Plasmonic nanocavity-enabled universal detection of layer-breathing vibrations in two-dimensional materials

TL;DR

This paper introduces a plasmonic nanocavity-enhanced Raman spectroscopy method that universally detects interlayer vibrations in 2D materials, overcoming traditional limitations and providing a quantitative understanding of interlayer interactions.

Contribution

The study develops a plasmon-enhanced Raman technique and a polarizability model to detect and analyze layer-breathing modes in various 2D materials, including heterostructures.

Findings

Enhanced detection of LB modes in multilayer graphene and hBN.

Modified polarization selection rules due to plasmonic effects.
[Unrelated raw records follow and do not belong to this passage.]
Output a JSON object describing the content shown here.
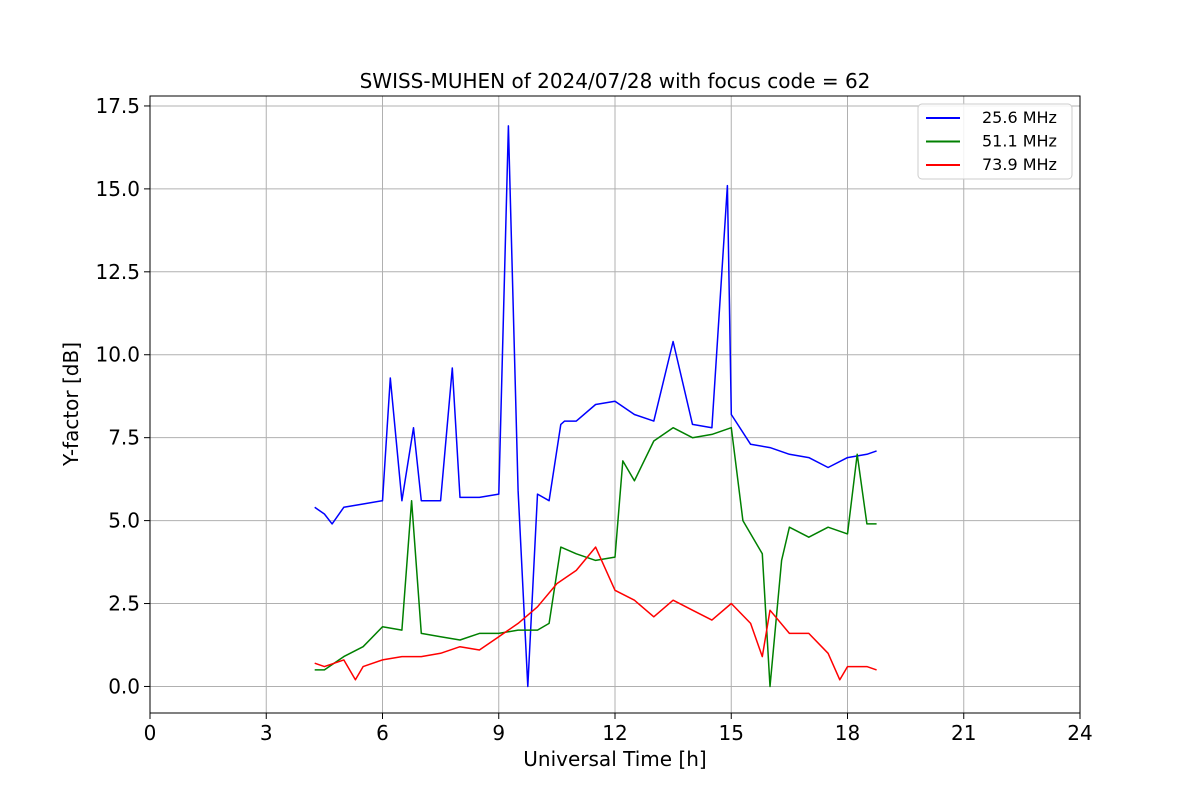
{
  "chart_data": {
    "type": "line",
    "title": "SWISS-MUHEN of 2024/07/28 with focus code = 62",
    "xlabel": "Universal Time [h]",
    "ylabel": "Y-factor [dB]",
    "xlim": [
      0,
      24
    ],
    "ylim": [
      -0.8,
      17.8
    ],
    "xticks": [
      0,
      3,
      6,
      9,
      12,
      15,
      18,
      21,
      24
    ],
    "xtick_labels": [
      "0",
      "3",
      "6",
      "9",
      "12",
      "15",
      "18",
      "21",
      "24"
    ],
    "yticks": [
      0,
      2.5,
      5,
      7.5,
      10,
      12.5,
      15,
      17.5
    ],
    "ytick_labels": [
      "0.0",
      "2.5",
      "5.0",
      "7.5",
      "10.0",
      "12.5",
      "15.0",
      "17.5"
    ],
    "grid": true,
    "legend_position": "top-right",
    "series": [
      {
        "name": "25.6 MHz",
        "color": "#0000ff",
        "x": [
          4.25,
          4.5,
          4.7,
          5.0,
          5.5,
          6.0,
          6.2,
          6.5,
          6.8,
          7.0,
          7.5,
          7.8,
          8.0,
          8.5,
          9.0,
          9.25,
          9.5,
          9.75,
          10.0,
          10.3,
          10.6,
          10.7,
          11.0,
          11.5,
          12.0,
          12.5,
          13.0,
          13.5,
          14.0,
          14.5,
          14.9,
          15.0,
          15.5,
          16.0,
          16.5,
          17.0,
          17.5,
          18.0,
          18.5,
          18.75
        ],
        "y": [
          5.4,
          5.2,
          4.9,
          5.4,
          5.5,
          5.6,
          9.3,
          5.6,
          7.8,
          5.6,
          5.6,
          9.6,
          5.7,
          5.7,
          5.8,
          16.9,
          5.9,
          0.0,
          5.8,
          5.6,
          7.9,
          8.0,
          8.0,
          8.5,
          8.6,
          8.2,
          8.0,
          10.4,
          7.9,
          7.8,
          15.1,
          8.2,
          7.3,
          7.2,
          7.0,
          6.9,
          6.6,
          6.9,
          7.0,
          7.1
        ]
      },
      {
        "name": "51.1 MHz",
        "color": "#008000",
        "x": [
          4.25,
          4.5,
          5.0,
          5.5,
          6.0,
          6.5,
          6.75,
          7.0,
          7.5,
          8.0,
          8.5,
          9.0,
          9.5,
          10.0,
          10.3,
          10.6,
          11.0,
          11.5,
          12.0,
          12.2,
          12.5,
          13.0,
          13.5,
          14.0,
          14.5,
          15.0,
          15.3,
          15.8,
          16.0,
          16.3,
          16.5,
          17.0,
          17.5,
          18.0,
          18.25,
          18.5,
          18.75
        ],
        "y": [
          0.5,
          0.5,
          0.9,
          1.2,
          1.8,
          1.7,
          5.6,
          1.6,
          1.5,
          1.4,
          1.6,
          1.6,
          1.7,
          1.7,
          1.9,
          4.2,
          4.0,
          3.8,
          3.9,
          6.8,
          6.2,
          7.4,
          7.8,
          7.5,
          7.6,
          7.8,
          5.0,
          4.0,
          0.0,
          3.8,
          4.8,
          4.5,
          4.8,
          4.6,
          7.0,
          4.9,
          4.9
        ]
      },
      {
        "name": "73.9 MHz",
        "color": "#ff0000",
        "x": [
          4.25,
          4.5,
          5.0,
          5.3,
          5.5,
          6.0,
          6.5,
          7.0,
          7.5,
          8.0,
          8.5,
          9.0,
          9.5,
          10.0,
          10.5,
          11.0,
          11.5,
          12.0,
          12.5,
          13.0,
          13.5,
          14.0,
          14.5,
          15.0,
          15.5,
          15.8,
          16.0,
          16.5,
          17.0,
          17.5,
          17.8,
          18.0,
          18.5,
          18.75
        ],
        "y": [
          0.7,
          0.6,
          0.8,
          0.2,
          0.6,
          0.8,
          0.9,
          0.9,
          1.0,
          1.2,
          1.1,
          1.5,
          1.9,
          2.4,
          3.1,
          3.5,
          4.2,
          2.9,
          2.6,
          2.1,
          2.6,
          2.3,
          2.0,
          2.5,
          1.9,
          0.9,
          2.3,
          1.6,
          1.6,
          1.0,
          0.2,
          0.6,
          0.6,
          0.5
        ]
      }
    ]
  }
}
Quantitative model explaining intensity profiles and interfacial polarizability.

Abstract

Conventional Raman spectroscopy faces inherent limitations in detecting interlayer layer breathing (LB) vibrations with inherently weak electron-phonon coupling or Raman inactivity in two-dimensional materials, hindering insights into interfacial coupling and stacking dynamics. Here we demonstrate a universal plasmon-enhanced Raman spectroscopy strategy using gold or silver nanocavities to strongly enhance and detect LB modes in multilayer graphene, hBN, and their van der Waals heterostructures. Plasmonic nanocavities even modify the linear and circular polarization selection rules of the LB vibrations. By developing an electric-field-modulated interlayer bond polarizability model, we quantitatively explain the observed intensity profiles and reveal the synergistic roles of localized plasmonic field enhancement and interfacial polarizability modulation. This model successfully describes the behavior across different material systems and nanocavity geometries. This work not only overcomes traditional detection barriers but also provides a quantitative framework for probing interlayer interactions, offering a versatile platform for investigating hidden interfacial phonons and advancing the characterization of layered quantum materials.